XRP handelt bei rund 1,10 US-Dollar und tritt damit seit Wochen auf der Stelle. Parallel dazu vermeldet das Ökosystem rund um die XRP Ledger einen technischen Meilenstein: die Integration von Mastercards „Verifiable Intent“-Standard für KI-gesteuerte Zahlungen. Zwischen technischem Fortschritt und Kursentwicklung klafft derzeit eine auffällige Lücke.
Mastercard-Standard für KI-Zahlungen
Die Integration läuft über das x402-Protokoll und den Infrastruktur-Anbieter t54. Damit können autonome KI-Agenten Zahlungen auf der XRP Ledger ausführen und gleichzeitig Mastercards Sicherheitsrahmen einhalten. Entwickler können vor der Abwicklung nachweisen, wer eine Zahlung autorisiert hat, welche Limits gelten und welchem Zweck die Transaktion dient.
Die Umsetzung erfolgte zum 26. Juli 2026 und soll die Lücke zwischen dezentraler Finanzwelt und klassischen Zahlungssicherheits-Standards schließen.

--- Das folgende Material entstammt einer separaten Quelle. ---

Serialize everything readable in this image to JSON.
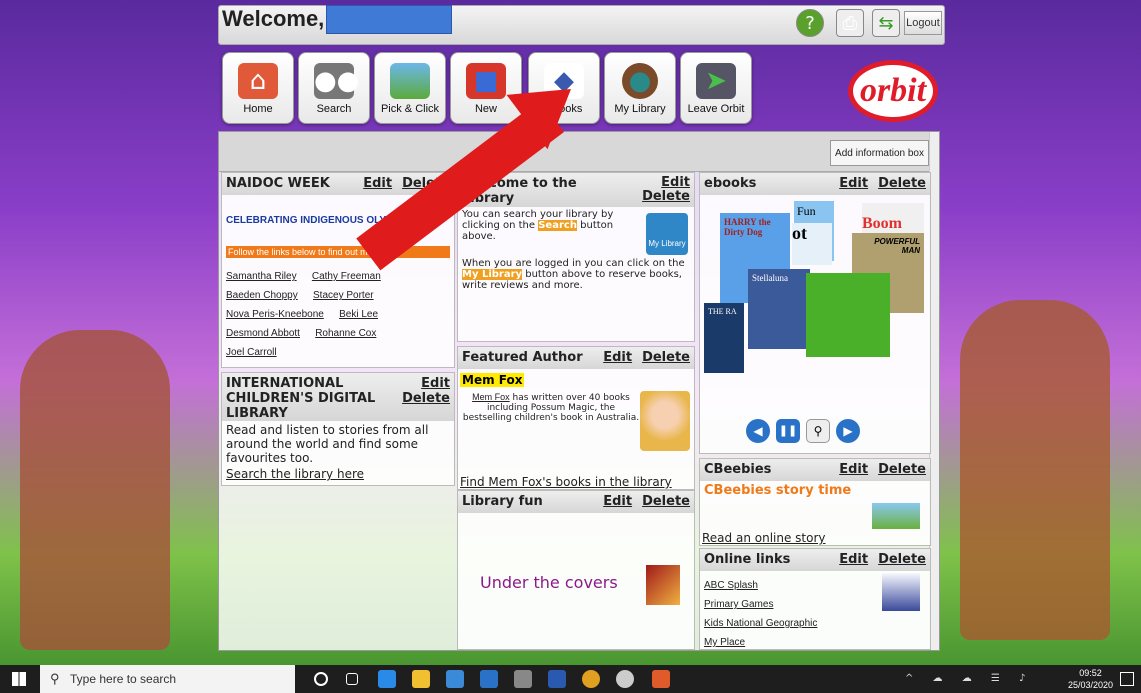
{
  "header": {
    "welcome": "Welcome,",
    "logout": "Logout"
  },
  "nav": [
    {
      "label": "Home",
      "icon": "house-icon"
    },
    {
      "label": "Search",
      "icon": "binoculars-icon"
    },
    {
      "label": "Pick & Click",
      "icon": "picture-icon"
    },
    {
      "label": "New",
      "icon": "gift-icon"
    },
    {
      "label": "eBooks",
      "icon": "ebook-icon"
    },
    {
      "label": "My Library",
      "icon": "avatar-icon"
    },
    {
      "label": "Leave Orbit",
      "icon": "door-exit-icon"
    }
  ],
  "logo": "orbit",
  "infobar": {
    "add": "Add information box"
  },
  "panel_actions": {
    "edit": "Edit",
    "delete": "Delete"
  },
  "naidoc": {
    "title": "NAIDOC WEEK",
    "banner": "CELEBRATING INDIGENOUS OLYMPIANS!",
    "follow": "Follow the links below to find out more.",
    "links": [
      "Samantha Riley",
      "Cathy Freeman",
      "Baeden Choppy",
      "Stacey Porter",
      "Nova Peris-Kneebone",
      "Beki Lee",
      "Desmond Abbott",
      "Rohanne Cox",
      "Joel Carroll"
    ]
  },
  "icdl": {
    "title": "INTERNATIONAL CHILDREN'S DIGITAL LIBRARY",
    "body": "Read and listen to stories from all around the world and find some favourites too.",
    "link": "Search the library here"
  },
  "welcomepanel": {
    "title": "Welcome to the Library",
    "p1a": "You can search your library by clicking on the",
    "p1h": "Search",
    "p1b": "button above.",
    "p2a": "When you are logged in you can click on the",
    "p2h": "My Library",
    "p2b": "button above to reserve books, write reviews and more.",
    "badge": "My Library"
  },
  "featured": {
    "title": "Featured Author",
    "name": "Mem Fox",
    "link": "Mem Fox",
    "body": "has written over 40 books including Possum Magic, the bestselling children's book in Australia.",
    "find": "Find Mem Fox's books in the library"
  },
  "fun": {
    "title": "Library fun",
    "text": "Under the covers"
  },
  "ebooks": {
    "title": "ebooks",
    "covers": [
      "HARRY the Dirty Dog",
      "Fun",
      "ot",
      "Boom",
      "POWERFUL MAN",
      "Stellaluna",
      "THE RA"
    ]
  },
  "cbeebies": {
    "title": "CBeebies",
    "subtitle": "CBeebies story time",
    "link": "Read an online story"
  },
  "online": {
    "title": "Online links",
    "links": [
      "ABC Splash",
      "Primary Games",
      "Kids National Geographic",
      "My Place"
    ]
  },
  "taskbar": {
    "search": "Type here to search",
    "time": "09:52",
    "date": "25/03/2020"
  }
}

Die XRPL-Infrastruktur positioniert sich damit für maschinelle Zahlungen zwischen Unternehmen — ein Marktsegment, das viele Institutionen als wachsend einschätzen.

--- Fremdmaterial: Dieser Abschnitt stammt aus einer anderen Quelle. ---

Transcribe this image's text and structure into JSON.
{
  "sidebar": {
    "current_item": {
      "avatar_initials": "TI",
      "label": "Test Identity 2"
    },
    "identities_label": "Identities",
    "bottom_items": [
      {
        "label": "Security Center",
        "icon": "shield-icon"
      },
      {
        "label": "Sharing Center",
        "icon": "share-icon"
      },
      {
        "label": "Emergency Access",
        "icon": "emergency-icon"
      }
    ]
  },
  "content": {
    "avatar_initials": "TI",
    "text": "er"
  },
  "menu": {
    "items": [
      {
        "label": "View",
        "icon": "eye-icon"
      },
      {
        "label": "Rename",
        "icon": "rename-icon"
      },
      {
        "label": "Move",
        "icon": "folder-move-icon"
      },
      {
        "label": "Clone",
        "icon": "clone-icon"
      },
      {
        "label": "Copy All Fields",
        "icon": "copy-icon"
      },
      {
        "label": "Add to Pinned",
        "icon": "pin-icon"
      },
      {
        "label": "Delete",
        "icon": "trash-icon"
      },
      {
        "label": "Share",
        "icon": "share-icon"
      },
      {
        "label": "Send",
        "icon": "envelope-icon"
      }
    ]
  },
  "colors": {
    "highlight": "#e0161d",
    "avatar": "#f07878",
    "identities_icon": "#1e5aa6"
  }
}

Software-Umstellung vor dem Abschluss
Parallel zur Mastercard-Integration steht eine der größten Software-Umstellungen der Netzwerk-Geschichte kurz vor dem Abschluss. Version 3.2.0 der XRPL-Server-Software nähert sich ihrem Aktivierungstermin. Rund 66 Prozent der Validatoren und 57 Prozent der Nodes haben bereits umgestellt.

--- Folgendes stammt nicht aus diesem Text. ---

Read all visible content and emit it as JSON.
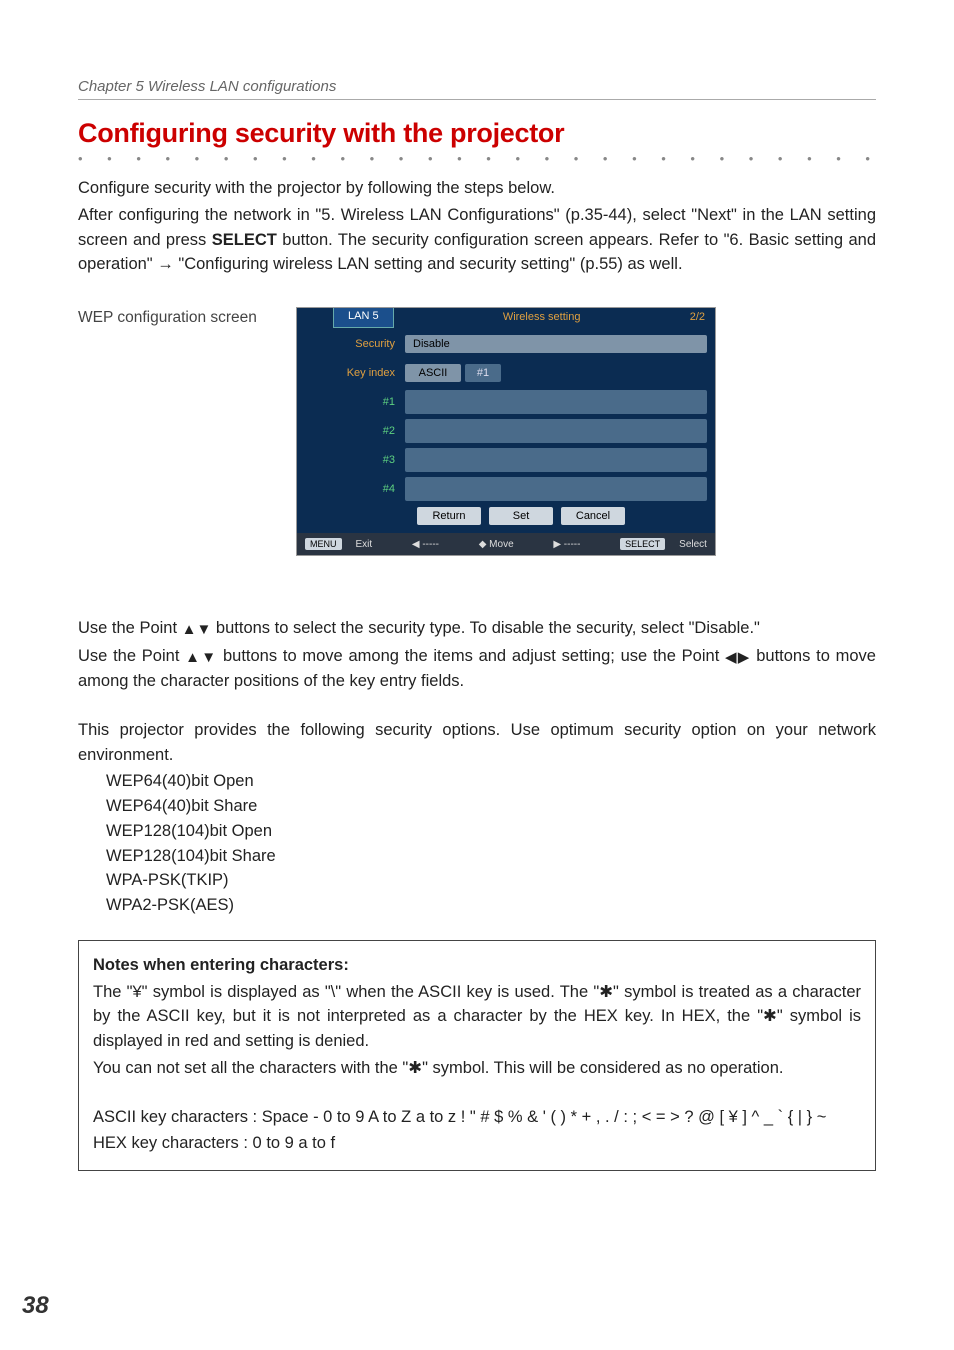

Kernstück des Updates ist der XLS-0095-Änderungsantrag. Er benennt die zentrale Server-Software offiziell von „rippled“ in „xrpld“ um. Neben der Namensänderung bringt das Update Infrastruktur-Verbesserungen und Fehlerkorrekturen, die das Netzwerk auf höhere Volumina bei tokenisierten Assets und Stablecoin-Transaktionen vorbereiten sollen.
Ripple Mint und die RLUSD-Strategie
Ergänzend zu den technischen Upgrades hat Ripple kürzlich „Ripple Mint“ gestartet — eine einheitliche Plattform, über die Finanzinstitute den Stablecoin Ripple USD (RLUSD) verwalten können. Ripple Mint erlaubt das Prägen, Einlösen und Verwalten von RLUSD über mehrere Chains hinweg, darunter die XRPL-EVM-Sidechain und diverse Ethereum-kompatible Layer.
Der RLUSD-Stablecoin hat mittlerweile eine Marktkapitalisierung von rund 1,5 Milliarden US-Dollar erreicht. Banken nutzen Ripples Mint- und Messaging-Werkzeuge zunehmend, darunter eine kürzlich bestätigte Interoperabilität mit SWIFT-Nachrichten. Marktbeobachter registrieren dabei eine Entkopplung: Die institutionelle Nutzung der Infrastruktur wächst, während die organische Nachfrage nach XRP als Abwicklungs-Brücke für große Investoren im Fokus bleibt.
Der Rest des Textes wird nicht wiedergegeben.